Syngeneic bone marrow transduced with a recombinant retroviral vector to express endoplasmic reticulum signal-sequence-deleted major histocompatibility complex class-I alloantigen can induce specific immunologic unresponsiveness in vivo.
Spriewald BM., Billing JS., Jenkins S., Wheeler P., Steger U., Bushell A., Hyde K., Morris PJ., Wood KJ.

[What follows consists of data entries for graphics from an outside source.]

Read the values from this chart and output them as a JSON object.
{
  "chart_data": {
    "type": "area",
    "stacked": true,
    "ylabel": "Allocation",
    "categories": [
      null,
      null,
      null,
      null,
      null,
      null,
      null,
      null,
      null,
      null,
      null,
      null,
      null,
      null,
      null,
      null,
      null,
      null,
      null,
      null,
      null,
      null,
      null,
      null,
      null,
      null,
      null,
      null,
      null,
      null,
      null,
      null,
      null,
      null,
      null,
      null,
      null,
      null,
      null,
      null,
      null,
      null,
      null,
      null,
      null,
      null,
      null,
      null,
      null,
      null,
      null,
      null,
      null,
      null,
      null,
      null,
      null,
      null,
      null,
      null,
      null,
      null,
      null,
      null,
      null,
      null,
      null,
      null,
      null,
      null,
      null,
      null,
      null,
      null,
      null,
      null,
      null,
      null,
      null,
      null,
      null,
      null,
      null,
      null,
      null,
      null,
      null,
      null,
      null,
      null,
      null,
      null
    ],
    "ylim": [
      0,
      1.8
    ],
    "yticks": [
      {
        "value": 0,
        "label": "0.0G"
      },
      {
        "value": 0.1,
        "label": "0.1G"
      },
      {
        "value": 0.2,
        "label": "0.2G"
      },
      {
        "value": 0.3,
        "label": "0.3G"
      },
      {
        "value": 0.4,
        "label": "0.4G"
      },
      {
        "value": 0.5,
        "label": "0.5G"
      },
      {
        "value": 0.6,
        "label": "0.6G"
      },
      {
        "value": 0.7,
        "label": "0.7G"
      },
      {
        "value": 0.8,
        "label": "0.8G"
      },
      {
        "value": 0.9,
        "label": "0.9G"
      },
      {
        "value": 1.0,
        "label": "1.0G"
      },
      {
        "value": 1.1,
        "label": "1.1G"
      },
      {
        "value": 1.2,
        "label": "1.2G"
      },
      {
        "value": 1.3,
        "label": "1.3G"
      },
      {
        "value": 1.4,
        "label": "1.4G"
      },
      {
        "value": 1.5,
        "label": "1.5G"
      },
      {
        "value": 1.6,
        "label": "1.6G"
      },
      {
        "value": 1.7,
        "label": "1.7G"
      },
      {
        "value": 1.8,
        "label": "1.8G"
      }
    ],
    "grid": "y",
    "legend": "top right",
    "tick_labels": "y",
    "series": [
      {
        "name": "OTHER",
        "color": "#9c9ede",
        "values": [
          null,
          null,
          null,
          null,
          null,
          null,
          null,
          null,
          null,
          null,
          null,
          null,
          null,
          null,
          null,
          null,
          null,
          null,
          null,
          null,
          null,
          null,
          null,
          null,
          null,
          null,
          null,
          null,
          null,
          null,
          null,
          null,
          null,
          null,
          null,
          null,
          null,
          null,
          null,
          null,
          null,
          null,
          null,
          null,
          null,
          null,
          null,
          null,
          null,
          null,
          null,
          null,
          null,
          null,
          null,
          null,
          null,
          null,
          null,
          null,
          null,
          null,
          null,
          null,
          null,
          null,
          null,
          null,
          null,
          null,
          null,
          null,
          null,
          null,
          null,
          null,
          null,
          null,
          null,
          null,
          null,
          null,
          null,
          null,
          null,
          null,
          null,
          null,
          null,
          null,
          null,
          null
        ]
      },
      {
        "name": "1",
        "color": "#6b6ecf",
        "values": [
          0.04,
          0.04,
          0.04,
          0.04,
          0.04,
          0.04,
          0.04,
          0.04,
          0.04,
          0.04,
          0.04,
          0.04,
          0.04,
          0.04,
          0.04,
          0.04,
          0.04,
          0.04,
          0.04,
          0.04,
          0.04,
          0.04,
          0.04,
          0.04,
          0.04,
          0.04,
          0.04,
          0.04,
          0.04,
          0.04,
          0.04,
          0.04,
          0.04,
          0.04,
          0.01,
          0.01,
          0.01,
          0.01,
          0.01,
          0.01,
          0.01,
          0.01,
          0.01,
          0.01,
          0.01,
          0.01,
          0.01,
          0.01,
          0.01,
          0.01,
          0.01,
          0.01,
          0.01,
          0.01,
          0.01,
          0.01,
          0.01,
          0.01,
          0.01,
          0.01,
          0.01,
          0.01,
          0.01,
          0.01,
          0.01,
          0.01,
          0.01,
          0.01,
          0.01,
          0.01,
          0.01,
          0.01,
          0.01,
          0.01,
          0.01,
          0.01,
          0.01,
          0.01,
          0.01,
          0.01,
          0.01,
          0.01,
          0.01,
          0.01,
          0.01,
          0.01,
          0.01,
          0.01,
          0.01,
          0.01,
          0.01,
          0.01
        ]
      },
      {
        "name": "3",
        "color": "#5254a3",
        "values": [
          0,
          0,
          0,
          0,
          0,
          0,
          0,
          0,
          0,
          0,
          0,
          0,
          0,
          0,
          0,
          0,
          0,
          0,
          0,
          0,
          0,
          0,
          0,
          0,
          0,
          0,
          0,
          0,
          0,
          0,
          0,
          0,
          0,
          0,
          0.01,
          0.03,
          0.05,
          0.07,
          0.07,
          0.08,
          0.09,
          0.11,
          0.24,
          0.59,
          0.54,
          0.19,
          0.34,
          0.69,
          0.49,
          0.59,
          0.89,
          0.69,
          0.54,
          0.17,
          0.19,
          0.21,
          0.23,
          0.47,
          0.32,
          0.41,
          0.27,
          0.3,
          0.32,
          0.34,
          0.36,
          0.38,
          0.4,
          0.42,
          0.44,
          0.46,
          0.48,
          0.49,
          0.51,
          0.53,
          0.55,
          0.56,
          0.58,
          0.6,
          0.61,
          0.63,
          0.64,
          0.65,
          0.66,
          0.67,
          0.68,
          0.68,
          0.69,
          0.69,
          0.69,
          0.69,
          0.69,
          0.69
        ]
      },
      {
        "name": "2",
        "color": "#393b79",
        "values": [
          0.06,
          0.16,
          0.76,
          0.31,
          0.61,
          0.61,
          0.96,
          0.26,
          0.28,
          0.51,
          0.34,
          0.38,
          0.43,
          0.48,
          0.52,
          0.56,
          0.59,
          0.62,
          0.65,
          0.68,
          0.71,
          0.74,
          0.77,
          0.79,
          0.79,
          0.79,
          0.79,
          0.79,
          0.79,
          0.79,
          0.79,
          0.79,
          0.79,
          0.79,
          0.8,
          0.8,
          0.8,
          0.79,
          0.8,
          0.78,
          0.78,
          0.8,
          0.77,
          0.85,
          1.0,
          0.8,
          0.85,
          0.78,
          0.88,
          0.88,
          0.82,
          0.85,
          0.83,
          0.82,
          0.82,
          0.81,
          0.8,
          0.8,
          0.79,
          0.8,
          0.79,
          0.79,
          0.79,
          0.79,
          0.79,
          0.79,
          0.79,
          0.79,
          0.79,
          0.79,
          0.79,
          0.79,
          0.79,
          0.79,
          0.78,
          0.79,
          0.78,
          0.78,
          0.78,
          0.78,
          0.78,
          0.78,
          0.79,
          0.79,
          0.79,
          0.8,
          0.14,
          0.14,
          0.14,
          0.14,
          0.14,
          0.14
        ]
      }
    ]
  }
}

BACKGROUND: Long-term survival of fully allogeneic cardiac grafts can be induced in mice through transduction of recipient bone marrow cells (BMCs) with a recombinant retroviral vector encoding a single full-length major histocompatibility complex (MHC) class I alloantigen. This study investigated whether cell surface expression of the transduced MHC antigen was necessary for the induction of specific unresponsiveness. METHOD The signal sequence for translocation into the endoplasmic reticulum was deleted from H-2K (SDELKb). Syngeneic BMCs from CBA.Ca (H2k) recipients were transduced with an MFG retroviral vector encoding either wild-type Kb or the mutant SDELKb and reinfused in conjunction with an anti-CD4 therapy. Four weeks later, the recipients underwent transplantation with a fully allogeneic C57BL/10 cardiac graft. Graft survival and the development of transplant arteriosclerosis were assessed. RESULTS: Expression of both the wild-type Kb or SDELK in recipient CBA mice before transplantation resulted in prolonged survival of C57BL/10 grafts. Grafts from recipients pretreated with SDELKb developed 48%+/-22% intimal proliferation compared with 61%+/-21% in grafts from recipients pretreated with wild-type Kb. However, this difference did not reach statistical significance. CONCLUSION Cell surface expression, and therefore direct recognition, of an MHC class I alloantigen is not required to induce long-term survival of fully allogeneic cardiac grafts after retroviral transduction of recipient BMCs.